[PATCH 1/3] build: Format build items

Sebastian Huber sebastian.huber at embedded-brains.de
Fri Jan 20 06:30:59 UTC 2023


On 17.01.23 22:52, Chris Johns wrote:
> On 17/1/2023 6:39 pm, Sebastian Huber wrote:
>> On 17.01.23 03:48, Chris Johns wrote:
>>> On 16/1/2023 6:56 pm, Sebastian Huber wrote:
>>>> On 16.01.23 01:35, Chris Johns wrote:
>>>>> On 13/1/2023 1:54 am, Sebastian Huber wrote:
>>>>>> On 12.01.23 15:44, Kinsey Moore wrote:
>>>>>>> The other two patches look fine to me.

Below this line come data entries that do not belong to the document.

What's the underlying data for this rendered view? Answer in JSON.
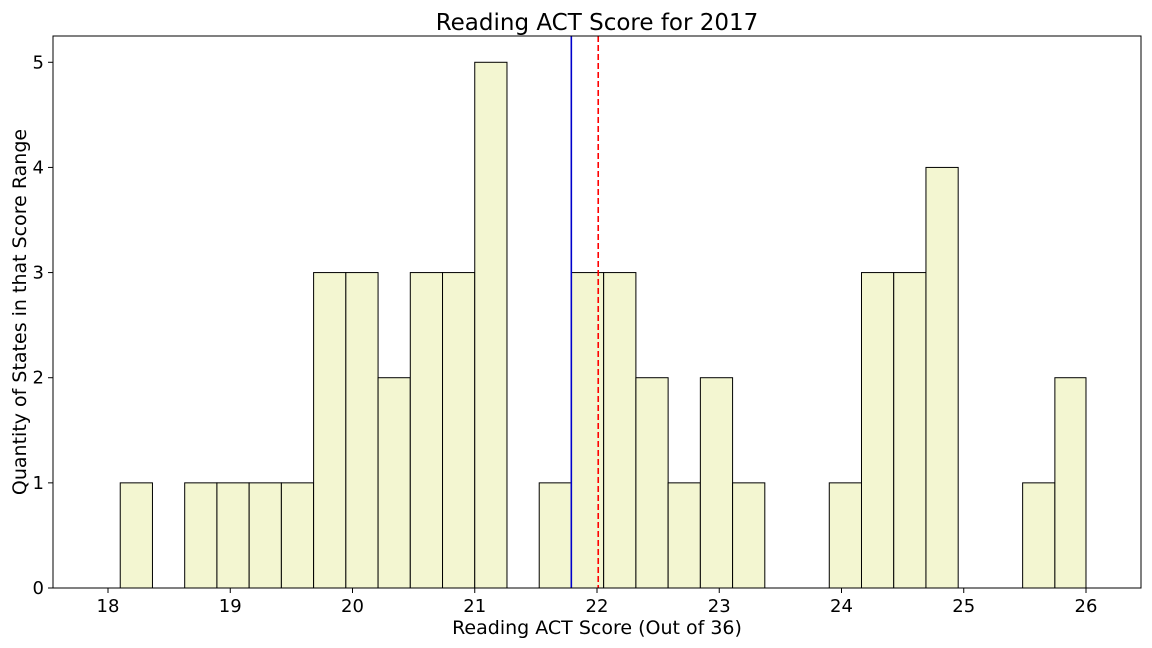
{
  "chart_data": {
    "type": "bar",
    "title": "Reading ACT Score for 2017",
    "xlabel": "Reading ACT Score (Out of 36)",
    "ylabel": "Quantity of States in that Score Range",
    "xlim": [
      17.55,
      26.45
    ],
    "ylim": [
      0,
      5.25
    ],
    "x_ticks": [
      18,
      19,
      20,
      21,
      22,
      23,
      24,
      25,
      26
    ],
    "y_ticks": [
      0,
      1,
      2,
      3,
      4,
      5
    ],
    "bin_edges": [
      18.1,
      18.3636,
      18.6273,
      18.8909,
      19.1545,
      19.4182,
      19.6818,
      19.9455,
      20.2091,
      20.4727,
      20.7364,
      21.0,
      21.2636,
      21.5273,
      21.7909,
      22.0545,
      22.3182,
      22.5818,
      22.8455,
      23.1091,
      23.3727,
      23.6364,
      23.9,
      24.1636,
      24.4273,
      24.6909,
      24.9545,
      25.2182,
      25.4818,
      25.7455,
      26.0
    ],
    "values": [
      1,
      0,
      1,
      1,
      1,
      1,
      3,
      3,
      2,
      3,
      3,
      5,
      0,
      1,
      3,
      3,
      2,
      1,
      2,
      1,
      0,
      0,
      1,
      3,
      3,
      4,
      0,
      0,
      1,
      2
    ],
    "bar_color": "#f3f6d1",
    "edge_color": "#000000",
    "reference_lines": [
      {
        "x": 21.79,
        "color": "#0000cc",
        "style": "solid"
      },
      {
        "x": 22.01,
        "color": "#ff0000",
        "style": "dashed"
      }
    ],
    "grid": false
  }
}
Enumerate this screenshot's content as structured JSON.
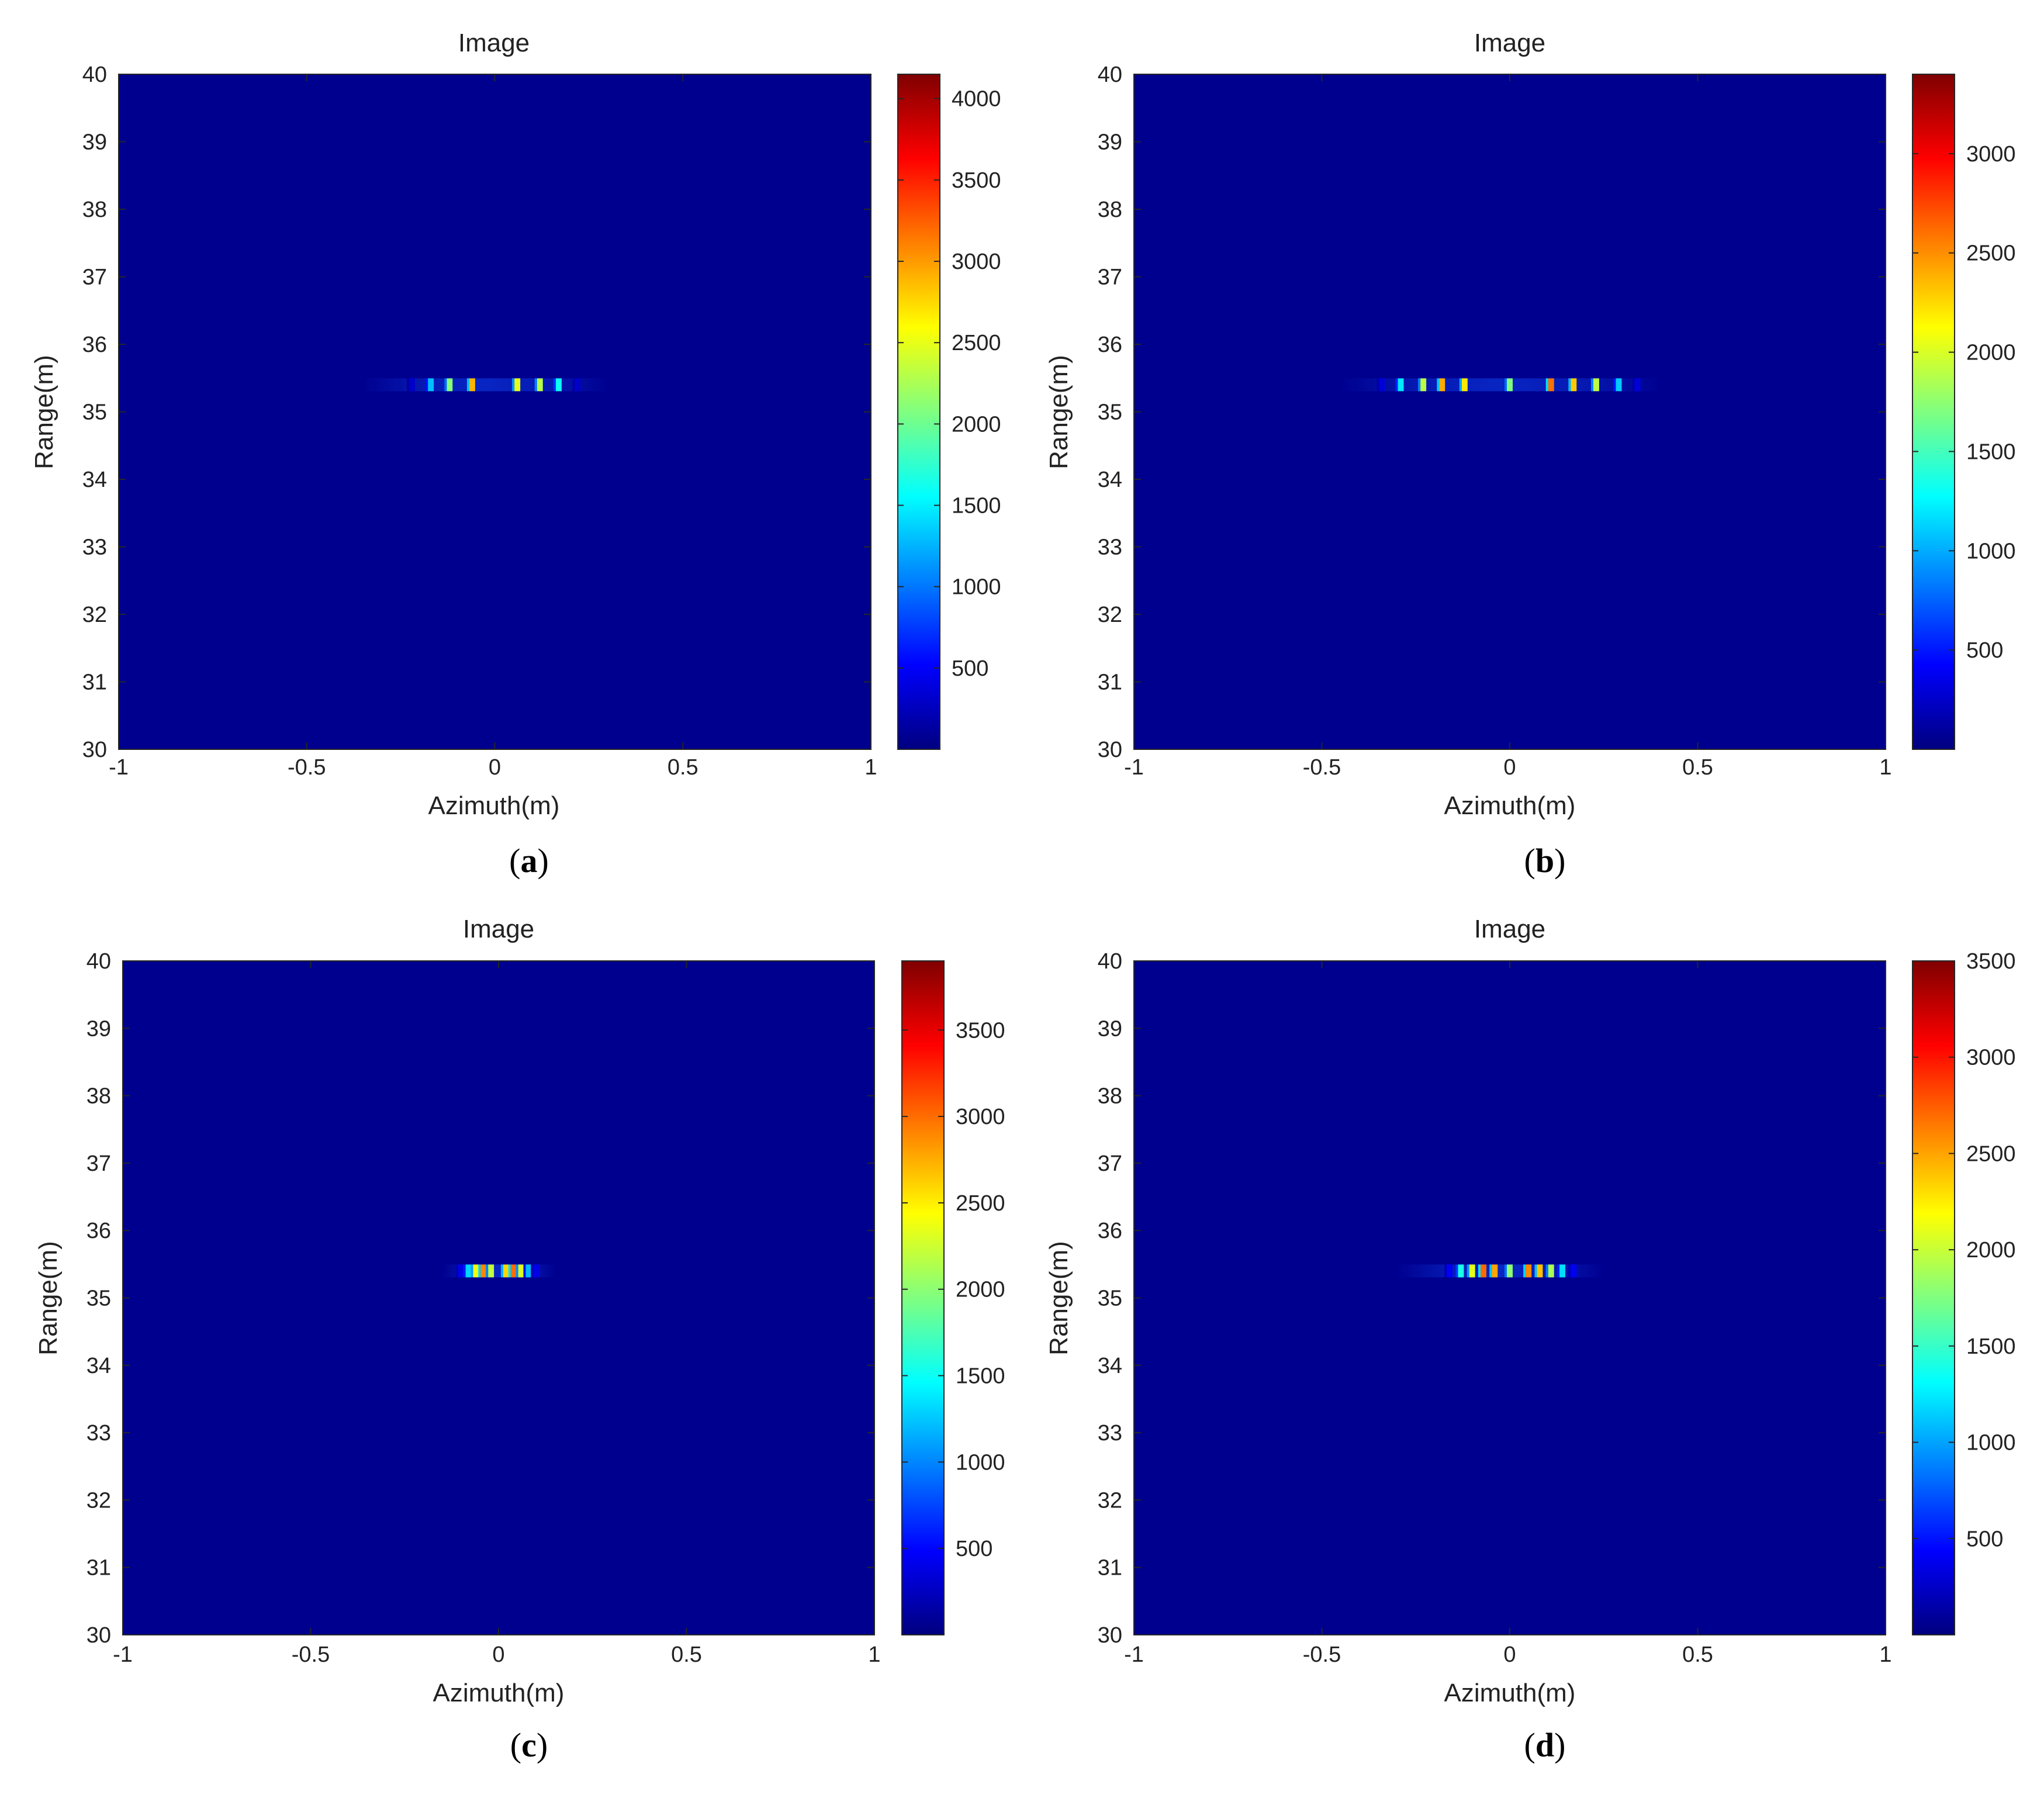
{
  "figure": {
    "panels": [
      {
        "caption_letter": "a"
      },
      {
        "caption_letter": "b"
      },
      {
        "caption_letter": "c"
      },
      {
        "caption_letter": "d"
      }
    ]
  },
  "chart_data": [
    {
      "type": "heatmap",
      "title": "Image",
      "xlabel": "Azimuth(m)",
      "ylabel": "Range(m)",
      "xlim": [
        -1,
        1
      ],
      "ylim": [
        30,
        40
      ],
      "x_ticks": [
        -1,
        -0.5,
        0,
        0.5,
        1
      ],
      "x_tick_labels": [
        "-1",
        "-0.5",
        "0",
        "0.5",
        "1"
      ],
      "y_ticks": [
        30,
        31,
        32,
        33,
        34,
        35,
        36,
        37,
        38,
        39,
        40
      ],
      "y_tick_labels": [
        "30",
        "31",
        "32",
        "33",
        "34",
        "35",
        "36",
        "37",
        "38",
        "39",
        "40"
      ],
      "colormap": "jet",
      "background_color": "#00008f",
      "grid": false,
      "colorbar": {
        "min": 0,
        "max": 4150,
        "ticks": [
          500,
          1000,
          1500,
          2000,
          2500,
          3000,
          3500,
          4000
        ],
        "tick_labels": [
          "500",
          "1000",
          "1500",
          "2000",
          "2500",
          "3000",
          "3500",
          "4000"
        ]
      },
      "target_range": 35.4,
      "halo": {
        "x_start": -0.35,
        "x_end": 0.3
      },
      "peaks": [
        {
          "x": -0.22,
          "value": 300
        },
        {
          "x": -0.17,
          "value": 1300
        },
        {
          "x": -0.12,
          "value": 2100
        },
        {
          "x": -0.06,
          "value": 2900
        },
        {
          "x": 0.06,
          "value": 2500
        },
        {
          "x": 0.12,
          "value": 2300
        },
        {
          "x": 0.17,
          "value": 1600
        },
        {
          "x": 0.22,
          "value": 300
        }
      ]
    },
    {
      "type": "heatmap",
      "title": "Image",
      "xlabel": "Azimuth(m)",
      "ylabel": "Range(m)",
      "xlim": [
        -1,
        1
      ],
      "ylim": [
        30,
        40
      ],
      "x_ticks": [
        -1,
        -0.5,
        0,
        0.5,
        1
      ],
      "x_tick_labels": [
        "-1",
        "-0.5",
        "0",
        "0.5",
        "1"
      ],
      "y_ticks": [
        30,
        31,
        32,
        33,
        34,
        35,
        36,
        37,
        38,
        39,
        40
      ],
      "y_tick_labels": [
        "30",
        "31",
        "32",
        "33",
        "34",
        "35",
        "36",
        "37",
        "38",
        "39",
        "40"
      ],
      "colormap": "jet",
      "background_color": "#00008f",
      "grid": false,
      "colorbar": {
        "min": 0,
        "max": 3400,
        "ticks": [
          500,
          1000,
          1500,
          2000,
          2500,
          3000
        ],
        "tick_labels": [
          "500",
          "1000",
          "1500",
          "2000",
          "2500",
          "3000"
        ]
      },
      "target_range": 35.4,
      "halo": {
        "x_start": -0.45,
        "x_end": 0.4
      },
      "peaks": [
        {
          "x": -0.34,
          "value": 300
        },
        {
          "x": -0.29,
          "value": 1200
        },
        {
          "x": -0.23,
          "value": 1900
        },
        {
          "x": -0.18,
          "value": 2400
        },
        {
          "x": -0.12,
          "value": 2200
        },
        {
          "x": 0.0,
          "value": 1700
        },
        {
          "x": 0.11,
          "value": 2600
        },
        {
          "x": 0.17,
          "value": 2300
        },
        {
          "x": 0.23,
          "value": 1900
        },
        {
          "x": 0.29,
          "value": 1100
        },
        {
          "x": 0.34,
          "value": 300
        }
      ]
    },
    {
      "type": "heatmap",
      "title": "Image",
      "xlabel": "Azimuth(m)",
      "ylabel": "Range(m)",
      "xlim": [
        -1,
        1
      ],
      "ylim": [
        30,
        40
      ],
      "x_ticks": [
        -1,
        -0.5,
        0,
        0.5,
        1
      ],
      "x_tick_labels": [
        "-1",
        "-0.5",
        "0",
        "0.5",
        "1"
      ],
      "y_ticks": [
        30,
        31,
        32,
        33,
        34,
        35,
        36,
        37,
        38,
        39,
        40
      ],
      "y_tick_labels": [
        "30",
        "31",
        "32",
        "33",
        "34",
        "35",
        "36",
        "37",
        "38",
        "39",
        "40"
      ],
      "colormap": "jet",
      "background_color": "#00008f",
      "grid": false,
      "colorbar": {
        "min": 0,
        "max": 3900,
        "ticks": [
          500,
          1000,
          1500,
          2000,
          2500,
          3000,
          3500
        ],
        "tick_labels": [
          "500",
          "1000",
          "1500",
          "2000",
          "2500",
          "3000",
          "3500"
        ]
      },
      "target_range": 35.4,
      "halo": {
        "x_start": -0.15,
        "x_end": 0.15
      },
      "peaks": [
        {
          "x": -0.1,
          "value": 400
        },
        {
          "x": -0.08,
          "value": 1300
        },
        {
          "x": -0.06,
          "value": 2400
        },
        {
          "x": -0.04,
          "value": 2900
        },
        {
          "x": -0.02,
          "value": 2200
        },
        {
          "x": 0.02,
          "value": 2600
        },
        {
          "x": 0.04,
          "value": 3000
        },
        {
          "x": 0.06,
          "value": 2300
        },
        {
          "x": 0.08,
          "value": 1200
        },
        {
          "x": 0.1,
          "value": 400
        }
      ]
    },
    {
      "type": "heatmap",
      "title": "Image",
      "xlabel": "Azimuth(m)",
      "ylabel": "Range(m)",
      "xlim": [
        -1,
        1
      ],
      "ylim": [
        30,
        40
      ],
      "x_ticks": [
        -1,
        -0.5,
        0,
        0.5,
        1
      ],
      "x_tick_labels": [
        "-1",
        "-0.5",
        "0",
        "0.5",
        "1"
      ],
      "y_ticks": [
        30,
        31,
        32,
        33,
        34,
        35,
        36,
        37,
        38,
        39,
        40
      ],
      "y_tick_labels": [
        "30",
        "31",
        "32",
        "33",
        "34",
        "35",
        "36",
        "37",
        "38",
        "39",
        "40"
      ],
      "colormap": "jet",
      "background_color": "#00008f",
      "grid": false,
      "colorbar": {
        "min": 0,
        "max": 3500,
        "ticks": [
          500,
          1000,
          1500,
          2000,
          2500,
          3000,
          3500
        ],
        "tick_labels": [
          "500",
          "1000",
          "1500",
          "2000",
          "2500",
          "3000",
          "3500"
        ]
      },
      "target_range": 35.4,
      "halo": {
        "x_start": -0.3,
        "x_end": 0.25
      },
      "peaks": [
        {
          "x": -0.16,
          "value": 400
        },
        {
          "x": -0.13,
          "value": 1400
        },
        {
          "x": -0.1,
          "value": 2100
        },
        {
          "x": -0.07,
          "value": 2700
        },
        {
          "x": -0.04,
          "value": 2500
        },
        {
          "x": 0.0,
          "value": 1800
        },
        {
          "x": 0.05,
          "value": 2600
        },
        {
          "x": 0.08,
          "value": 2400
        },
        {
          "x": 0.11,
          "value": 1900
        },
        {
          "x": 0.14,
          "value": 1200
        },
        {
          "x": 0.17,
          "value": 400
        }
      ]
    }
  ]
}
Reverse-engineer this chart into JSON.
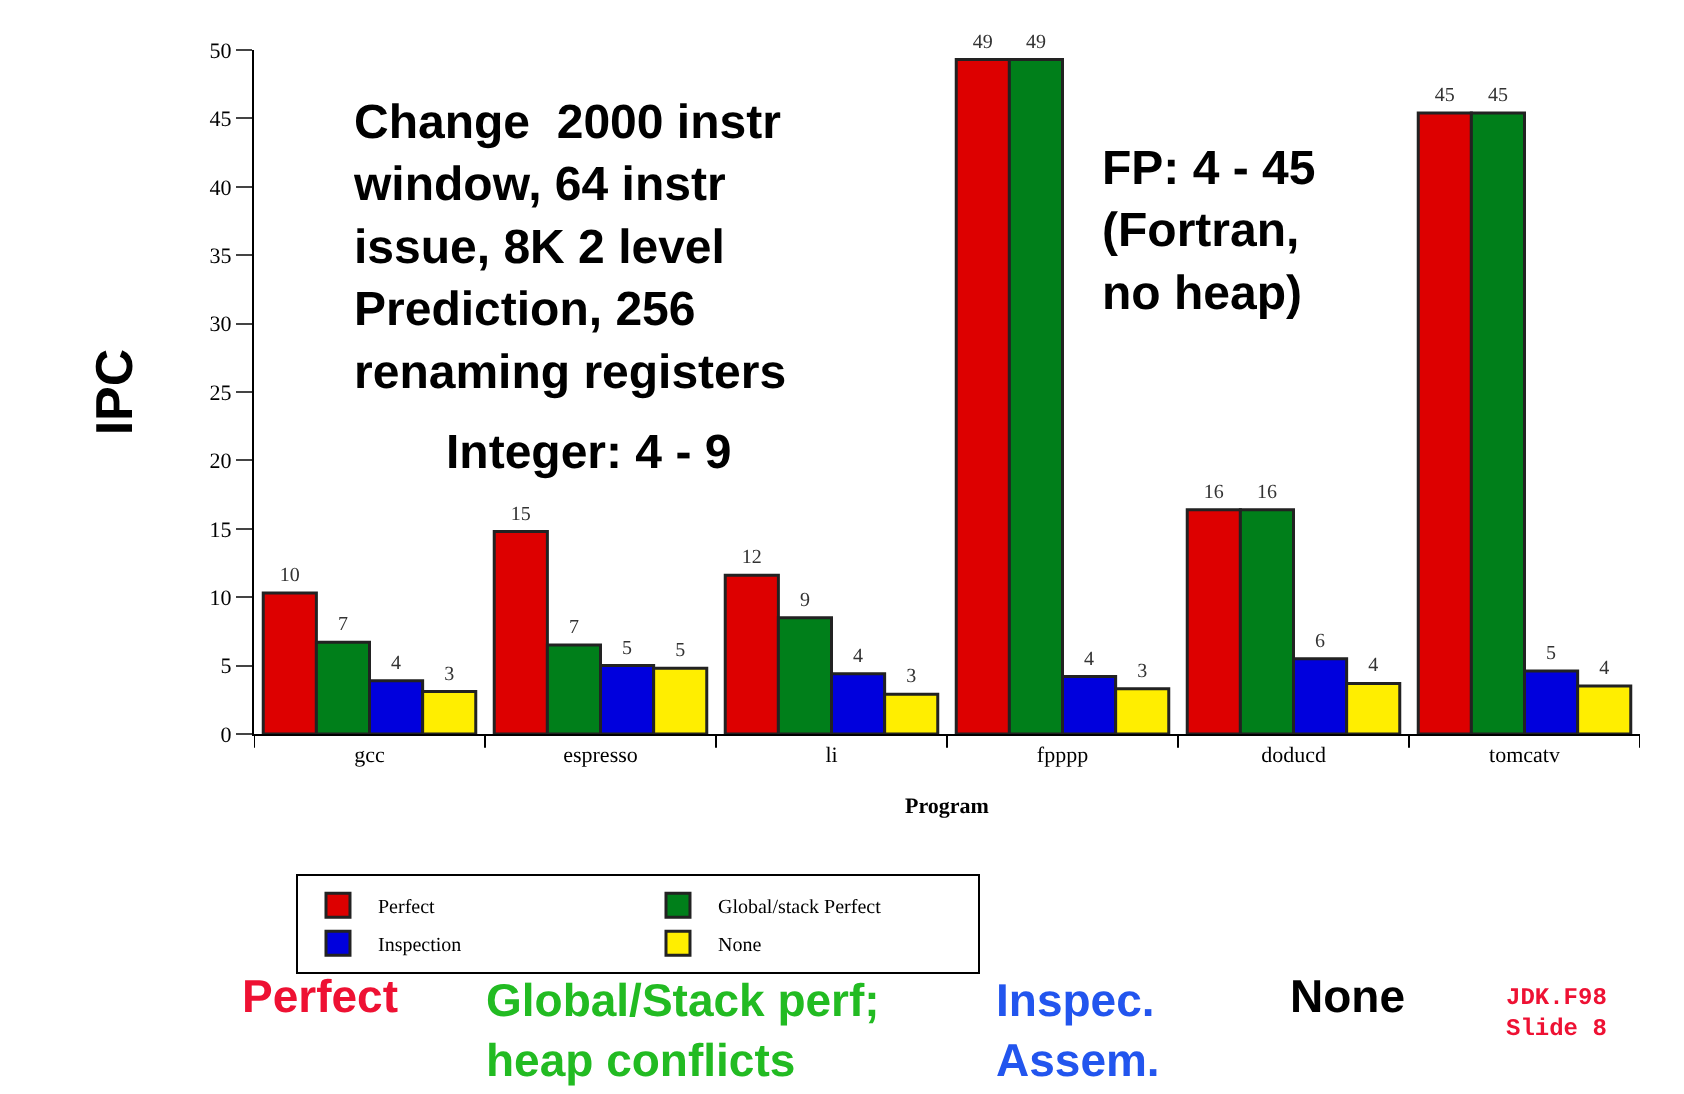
{
  "chart_data": {
    "type": "bar",
    "xlabel": "Program",
    "ylabel": "IPC",
    "categories": [
      "gcc",
      "espresso",
      "li",
      "fpppp",
      "doducd",
      "tomcatv"
    ],
    "series": [
      {
        "name": "Perfect",
        "color": "#dd0000",
        "values": [
          10.3,
          14.8,
          11.6,
          49.3,
          16.4,
          45.4
        ],
        "value_labels": [
          "10",
          "15",
          "12",
          "49",
          "16",
          "45"
        ]
      },
      {
        "name": "Global/stack Perfect",
        "color": "#007f1a",
        "values": [
          6.7,
          6.5,
          8.5,
          49.3,
          16.4,
          45.4
        ],
        "value_labels": [
          "7",
          "7",
          "9",
          "49",
          "16",
          "45"
        ]
      },
      {
        "name": "Inspection",
        "color": "#0000dd",
        "values": [
          3.9,
          5.0,
          4.4,
          4.2,
          5.5,
          4.6
        ],
        "value_labels": [
          "4",
          "5",
          "4",
          "4",
          "6",
          "5"
        ]
      },
      {
        "name": "None",
        "color": "#ffee00",
        "values": [
          3.1,
          4.8,
          2.9,
          3.3,
          3.7,
          3.5
        ],
        "value_labels": [
          "3",
          "5",
          "3",
          "3",
          "4",
          "4"
        ]
      }
    ],
    "ylim": [
      0,
      50
    ],
    "yticks": [
      0,
      5,
      10,
      15,
      20,
      25,
      30,
      35,
      40,
      45,
      50
    ],
    "legend": "bottom",
    "annotations": [
      "Change  2000 instr\nwindow, 64 instr\nissue, 8K 2 level\nPrediction, 256\nrenaming registers",
      "Integer: 4 - 9",
      "FP: 4 - 45\n(Fortran,\nno heap)",
      "Perfect",
      "Global/Stack perf;\nheap conflicts",
      "Inspec.\nAssem.",
      "None",
      "JDK.F98\nSlide 8"
    ]
  }
}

The use of dump() that results in this
>>>>>>> patch does several things:
>>>>>>> * Removal of whitespace
>>>>>>> This is fine for whitespace at the base level of indentation. Whitespace
>>>>>>> within an indented block may be more important for readability.
>>>>>>>
>>>>>>> * Removal of comments
>>>>>>> This is not good as they are exclusively used to annotate manually ordered
>>>>>>> blocks of test result expectations
>>>>>>>
>>>>>>> * Rearrangement of items in alphabetical order
>>>>>>> In general, rearrangement of top-level sections is good. For indented
>>>>>>> sections
>>>>>>> specifically in tst*.yml, this is bad for the above reaso
>>>>>> One goal of the new build system was to be able to alter the data through
>>>>>> scripts. This requires that the build items are human and machine readable and
>>>>>> writable. The Python YAML import/export does not preserve white space and
>>>>>> comments.
>>>>> Can someone edit the file and add a hex number?
>>>> Yes, you can manually use whatever format is understood by the YAML loader. When
>>>> you write the file with the YAML dumper, then the standard representation is
>>>> used.
>>> Are there python modules in rtems.git someone could import that reads and writes
>>> the YAML spec files? If not should we provide a module to do this? It could be
>>> `spec` so a user can use `import spec` after setting the import path.
>>>
>>> That is, if external scripts (and I encourage this) all used a common read and
>>> write type functionality the format consistency is relative to specific version
>>> of rtems.git being used. Updates become read then write.
>> The Python modules to work with specification items are in rtems-central.git.
>> This repository contains also a format specification of the build items.
> And how does that help here with this repo? I suggest you reconsider the
> accessibility of those modules before pushing scripted generation changes like
> this into rtems.git.

It was not my idea to use multiple repositories. Do you prefer now to 
move everything back into rtems.git (tools, documentation)?